徐隐章想起来,出发那日,也是如此瑰丽的晚霞,当时则安穿的是海天霞色的骑装。
原来如此。
徐隐章带了两个人,大步往外走。
他要去接则安,与她一起看晚霞。
策马疾驰,晚风迎面吹来,吹的他衣袖翻飞,吹的他的心湖久久不能平静。
上一次如此,像个毛头小子似的急不可耐,还是成亲那天。
那一天,他迫不及待的想见到她,想得到她,想与她亲密无间,想与她彻底绑死,永不分离。
然而越走,他心中就越不安。
照理说,他早该在路上碰到他们了。
他不敢多想,只加速往山庄赶去。
等他赶到山庄时,天刚蒙蒙黑。

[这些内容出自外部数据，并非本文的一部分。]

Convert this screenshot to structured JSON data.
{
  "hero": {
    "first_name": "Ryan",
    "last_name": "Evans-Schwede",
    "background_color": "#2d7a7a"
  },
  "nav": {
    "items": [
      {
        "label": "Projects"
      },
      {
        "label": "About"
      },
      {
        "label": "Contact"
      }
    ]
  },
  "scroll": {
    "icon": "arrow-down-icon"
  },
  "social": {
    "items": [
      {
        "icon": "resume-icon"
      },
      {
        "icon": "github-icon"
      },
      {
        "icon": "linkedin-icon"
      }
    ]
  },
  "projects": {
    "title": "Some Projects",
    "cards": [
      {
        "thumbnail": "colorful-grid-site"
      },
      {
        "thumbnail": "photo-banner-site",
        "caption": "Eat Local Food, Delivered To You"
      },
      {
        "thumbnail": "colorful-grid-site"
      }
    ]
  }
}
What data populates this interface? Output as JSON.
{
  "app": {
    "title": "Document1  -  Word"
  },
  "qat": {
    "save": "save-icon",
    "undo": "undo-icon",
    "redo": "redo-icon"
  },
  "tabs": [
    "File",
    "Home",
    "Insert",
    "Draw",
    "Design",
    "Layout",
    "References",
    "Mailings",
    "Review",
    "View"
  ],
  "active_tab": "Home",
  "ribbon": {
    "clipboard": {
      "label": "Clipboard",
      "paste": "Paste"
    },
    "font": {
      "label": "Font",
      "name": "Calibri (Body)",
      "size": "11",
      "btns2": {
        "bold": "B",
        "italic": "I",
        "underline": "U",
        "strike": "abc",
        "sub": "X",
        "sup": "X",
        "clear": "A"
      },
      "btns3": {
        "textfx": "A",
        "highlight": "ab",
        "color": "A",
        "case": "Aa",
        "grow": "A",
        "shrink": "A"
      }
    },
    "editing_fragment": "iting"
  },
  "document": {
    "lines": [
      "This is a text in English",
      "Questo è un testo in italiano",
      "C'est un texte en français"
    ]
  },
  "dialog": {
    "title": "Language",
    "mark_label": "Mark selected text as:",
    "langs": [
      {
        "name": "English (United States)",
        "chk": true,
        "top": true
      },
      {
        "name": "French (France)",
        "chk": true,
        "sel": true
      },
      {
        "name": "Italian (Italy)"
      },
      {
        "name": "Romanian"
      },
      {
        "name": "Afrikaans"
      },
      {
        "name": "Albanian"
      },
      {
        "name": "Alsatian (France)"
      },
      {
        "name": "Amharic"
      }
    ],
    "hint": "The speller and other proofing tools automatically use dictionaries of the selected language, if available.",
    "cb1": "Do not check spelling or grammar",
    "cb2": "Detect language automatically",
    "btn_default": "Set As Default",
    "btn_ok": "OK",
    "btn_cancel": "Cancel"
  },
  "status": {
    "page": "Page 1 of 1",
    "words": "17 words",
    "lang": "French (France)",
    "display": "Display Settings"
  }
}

徐隐章一脚踹开大门,侍卫们歪七扭八倒在地上。他又往里走,丫鬟们也都睡在地上。里里外外找了一圈,没看到则安。
跟着他的侍卫早已将院子里昏迷的侍卫们泼醒,问清楚来龙去脉后来禀告徐隐章。
“大人,是……是……绿豆汤,绿豆汤里有蒙汗药。”
绿豆汤是少夫人煮的,要他们每个人都喝一碗,侍卫却不敢提少夫人三个字。